Les territoires communément considérés comme des paradis fiscaux réunissent un certain nombre de caractéristiques. En plus d'un faible niveau voire d'une absence d'
imposition, ils se doivent de proposer stabilité
Politique et économique, liberté de changes, secteur financier exceptionnellement développé, conventions fiscales faible ou inexistantes, et secrets commercial et bancaire inébranlables.
Les paradis fiscaux peuvent être des Etats à part entière, ou des dépendances liés à un pays. En font partie en Europe la
Suisse, le Liechtenstein, Jersey et
Guernesey. Les Caraïbes en contiennent la majorité,
îles Caïmans,
Bermudes, Turks and Caïcos.
Panama et Bélize, ainsi que Vanatu, dans le Pacifique, sont également considérés comme tels. On estime que les paradis fiscaux abriteraient 3% de la richesse mondiale.
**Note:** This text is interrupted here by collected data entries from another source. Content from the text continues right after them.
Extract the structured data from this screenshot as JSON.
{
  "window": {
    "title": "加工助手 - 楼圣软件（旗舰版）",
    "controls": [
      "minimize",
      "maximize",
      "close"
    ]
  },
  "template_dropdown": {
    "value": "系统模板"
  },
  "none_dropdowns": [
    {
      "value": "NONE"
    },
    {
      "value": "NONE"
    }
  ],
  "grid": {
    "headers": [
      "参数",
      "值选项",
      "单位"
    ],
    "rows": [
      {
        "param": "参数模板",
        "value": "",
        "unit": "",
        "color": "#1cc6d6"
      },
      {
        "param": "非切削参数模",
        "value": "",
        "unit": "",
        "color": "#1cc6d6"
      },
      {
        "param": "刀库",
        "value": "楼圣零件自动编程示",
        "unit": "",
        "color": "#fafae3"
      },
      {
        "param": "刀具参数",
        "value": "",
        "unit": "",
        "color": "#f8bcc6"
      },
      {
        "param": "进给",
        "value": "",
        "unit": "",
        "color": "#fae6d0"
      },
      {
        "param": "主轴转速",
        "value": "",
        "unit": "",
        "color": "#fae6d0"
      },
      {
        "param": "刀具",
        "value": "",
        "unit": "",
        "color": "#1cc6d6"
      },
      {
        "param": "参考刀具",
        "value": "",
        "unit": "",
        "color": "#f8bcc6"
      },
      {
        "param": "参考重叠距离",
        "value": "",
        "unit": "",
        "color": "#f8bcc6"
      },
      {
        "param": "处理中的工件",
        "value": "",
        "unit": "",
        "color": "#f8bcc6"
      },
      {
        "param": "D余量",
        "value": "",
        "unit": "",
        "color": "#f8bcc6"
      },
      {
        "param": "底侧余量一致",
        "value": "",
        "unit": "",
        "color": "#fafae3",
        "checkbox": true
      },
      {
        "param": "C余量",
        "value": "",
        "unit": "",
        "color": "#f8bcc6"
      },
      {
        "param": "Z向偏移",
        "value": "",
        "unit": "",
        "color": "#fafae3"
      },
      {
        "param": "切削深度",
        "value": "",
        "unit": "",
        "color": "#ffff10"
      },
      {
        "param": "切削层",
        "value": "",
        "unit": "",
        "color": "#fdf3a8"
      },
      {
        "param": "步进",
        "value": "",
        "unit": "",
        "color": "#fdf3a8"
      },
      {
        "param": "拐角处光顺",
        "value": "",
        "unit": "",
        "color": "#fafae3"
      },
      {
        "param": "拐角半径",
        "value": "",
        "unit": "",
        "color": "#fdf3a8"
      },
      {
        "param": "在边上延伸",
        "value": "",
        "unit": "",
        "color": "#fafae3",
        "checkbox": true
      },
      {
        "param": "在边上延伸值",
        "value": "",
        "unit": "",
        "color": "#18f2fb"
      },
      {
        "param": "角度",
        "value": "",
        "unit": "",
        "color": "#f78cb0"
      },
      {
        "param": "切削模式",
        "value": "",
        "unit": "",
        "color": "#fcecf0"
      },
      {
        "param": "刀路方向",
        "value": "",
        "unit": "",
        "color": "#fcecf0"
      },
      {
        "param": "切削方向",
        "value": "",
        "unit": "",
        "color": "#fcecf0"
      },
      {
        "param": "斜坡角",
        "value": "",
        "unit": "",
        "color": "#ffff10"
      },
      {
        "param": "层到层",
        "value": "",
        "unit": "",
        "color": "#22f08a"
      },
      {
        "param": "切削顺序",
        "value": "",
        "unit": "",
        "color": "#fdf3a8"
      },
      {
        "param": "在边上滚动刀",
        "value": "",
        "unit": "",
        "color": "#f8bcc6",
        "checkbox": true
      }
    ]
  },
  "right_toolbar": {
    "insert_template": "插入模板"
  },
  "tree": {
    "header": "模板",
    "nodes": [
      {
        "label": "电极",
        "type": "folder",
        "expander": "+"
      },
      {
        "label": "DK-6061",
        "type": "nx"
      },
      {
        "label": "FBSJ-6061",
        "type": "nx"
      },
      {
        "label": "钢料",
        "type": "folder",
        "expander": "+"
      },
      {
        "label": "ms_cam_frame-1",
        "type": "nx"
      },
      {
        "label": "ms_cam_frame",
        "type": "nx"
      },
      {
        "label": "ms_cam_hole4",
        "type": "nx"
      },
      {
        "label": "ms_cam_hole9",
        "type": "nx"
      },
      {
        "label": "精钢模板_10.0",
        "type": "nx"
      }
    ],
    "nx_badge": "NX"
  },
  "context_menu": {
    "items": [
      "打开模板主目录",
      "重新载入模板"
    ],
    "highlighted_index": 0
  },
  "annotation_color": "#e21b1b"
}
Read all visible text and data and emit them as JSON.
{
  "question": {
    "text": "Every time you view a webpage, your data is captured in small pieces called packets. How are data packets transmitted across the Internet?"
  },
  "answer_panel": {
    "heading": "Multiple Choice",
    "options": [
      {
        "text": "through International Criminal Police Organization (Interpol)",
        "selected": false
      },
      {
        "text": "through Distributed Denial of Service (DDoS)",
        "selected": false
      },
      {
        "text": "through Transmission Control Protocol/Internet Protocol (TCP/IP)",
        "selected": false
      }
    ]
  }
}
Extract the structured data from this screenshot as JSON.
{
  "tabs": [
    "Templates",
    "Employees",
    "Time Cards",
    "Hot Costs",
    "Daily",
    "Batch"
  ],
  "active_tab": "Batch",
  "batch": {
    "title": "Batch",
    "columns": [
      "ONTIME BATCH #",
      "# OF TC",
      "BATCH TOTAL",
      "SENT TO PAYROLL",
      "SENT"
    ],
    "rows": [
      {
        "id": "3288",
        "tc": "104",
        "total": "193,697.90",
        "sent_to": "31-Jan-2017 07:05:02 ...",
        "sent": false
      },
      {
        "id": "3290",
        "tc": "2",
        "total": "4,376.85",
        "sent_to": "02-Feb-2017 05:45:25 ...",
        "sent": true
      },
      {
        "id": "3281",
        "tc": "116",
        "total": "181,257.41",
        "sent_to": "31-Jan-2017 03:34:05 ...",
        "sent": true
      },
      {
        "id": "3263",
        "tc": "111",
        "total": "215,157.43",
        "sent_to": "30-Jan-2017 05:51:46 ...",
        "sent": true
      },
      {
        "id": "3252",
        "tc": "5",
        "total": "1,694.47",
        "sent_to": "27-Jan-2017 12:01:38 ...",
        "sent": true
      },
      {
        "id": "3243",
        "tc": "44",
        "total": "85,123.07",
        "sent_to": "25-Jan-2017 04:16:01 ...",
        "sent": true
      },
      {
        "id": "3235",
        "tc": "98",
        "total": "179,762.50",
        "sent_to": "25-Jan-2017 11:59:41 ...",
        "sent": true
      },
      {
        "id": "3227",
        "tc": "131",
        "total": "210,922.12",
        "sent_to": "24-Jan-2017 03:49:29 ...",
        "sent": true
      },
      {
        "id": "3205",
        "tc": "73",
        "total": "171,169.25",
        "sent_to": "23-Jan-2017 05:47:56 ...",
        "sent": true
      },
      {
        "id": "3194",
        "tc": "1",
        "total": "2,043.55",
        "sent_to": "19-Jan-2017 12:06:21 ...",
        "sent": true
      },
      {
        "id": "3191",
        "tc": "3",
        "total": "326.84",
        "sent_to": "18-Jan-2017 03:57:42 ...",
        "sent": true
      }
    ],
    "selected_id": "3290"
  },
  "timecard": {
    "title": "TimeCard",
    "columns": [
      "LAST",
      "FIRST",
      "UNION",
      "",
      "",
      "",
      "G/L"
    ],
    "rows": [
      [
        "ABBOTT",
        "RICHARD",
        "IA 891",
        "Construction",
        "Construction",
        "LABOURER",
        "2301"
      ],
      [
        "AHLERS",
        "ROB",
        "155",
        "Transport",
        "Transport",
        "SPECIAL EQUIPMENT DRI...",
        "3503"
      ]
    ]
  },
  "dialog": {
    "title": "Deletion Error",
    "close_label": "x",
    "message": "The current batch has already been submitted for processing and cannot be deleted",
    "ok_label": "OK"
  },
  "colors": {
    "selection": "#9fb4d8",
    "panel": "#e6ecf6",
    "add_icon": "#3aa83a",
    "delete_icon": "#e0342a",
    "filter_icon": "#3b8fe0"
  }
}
Du fait des conditions favorables qu'ils leur offrent, les paradis fiscaux attirent les sièges sociaux des grandes entreprises. Mais l'opacité de leurs circuits financiers garantit par le secret bancaire, inscrit dans la loi, facilite également la vie aux terroristes, mafieux et entrepreneurs ou hommes politiques corrompus. 4 000
banques off-shore et 2,4 millions de sociétés écran y sont implantées. Fraudes fiscales et blanchiment de l'argent issu de la criminalité peuvent s'y épanouir en toute sérénité. Les paradis fiscaux refusent en effet généralement de coopérer aux enquêtes menées par les juges étrangers, garantissant ainsi l'immunité judiciaire à tous les criminels et simples hommes d'affaires véreux qui s'y réfugient. En 1996, plusieurs magistrats européens avaient lancé l'appel de Genève, réclamant une harmonisation fiscale et judiciaire en
Europe et la levée du
secret bancaire. Dix ans après, la situation n'a pourtant nullement évolué. En 2006, une enquête judiciaire menée aux
Etats-Unis a révélé que de nombreux milliardaires détournaient de l'argent grâce aux paradis fiscaux, en y ouvrant des comptes au nom de sociétés fictives, et faisaient perdre aux
impôts jusqu'à 70 milliards de dollars chaque année. En
France, le montant de la fraude fiscale est estimé au minimum à 45 milliards d'
euros.
La lutte contre les paradis fiscaux se trouve mise en difficulté par la quasi absence d'harmonisation entre les systèmes judiciaires des différents pays. Il est de plus bien difficile d'agir à l'encontre de la souveraineté des Etats en matière de législation fiscale. La lutte en demeure pour le moment au niveau législatif, aucune mesure de rétorsion n'a encore été envisagée. Ni les médias ni les populations des
Pays industrialisés ne se sentent particulièrement concernés. La criminalité financière est en effet discrète, bien moins visible que la délinquance. La volonté semble donc sensiblement manquer de lutter efficacement pour l'éradiquer.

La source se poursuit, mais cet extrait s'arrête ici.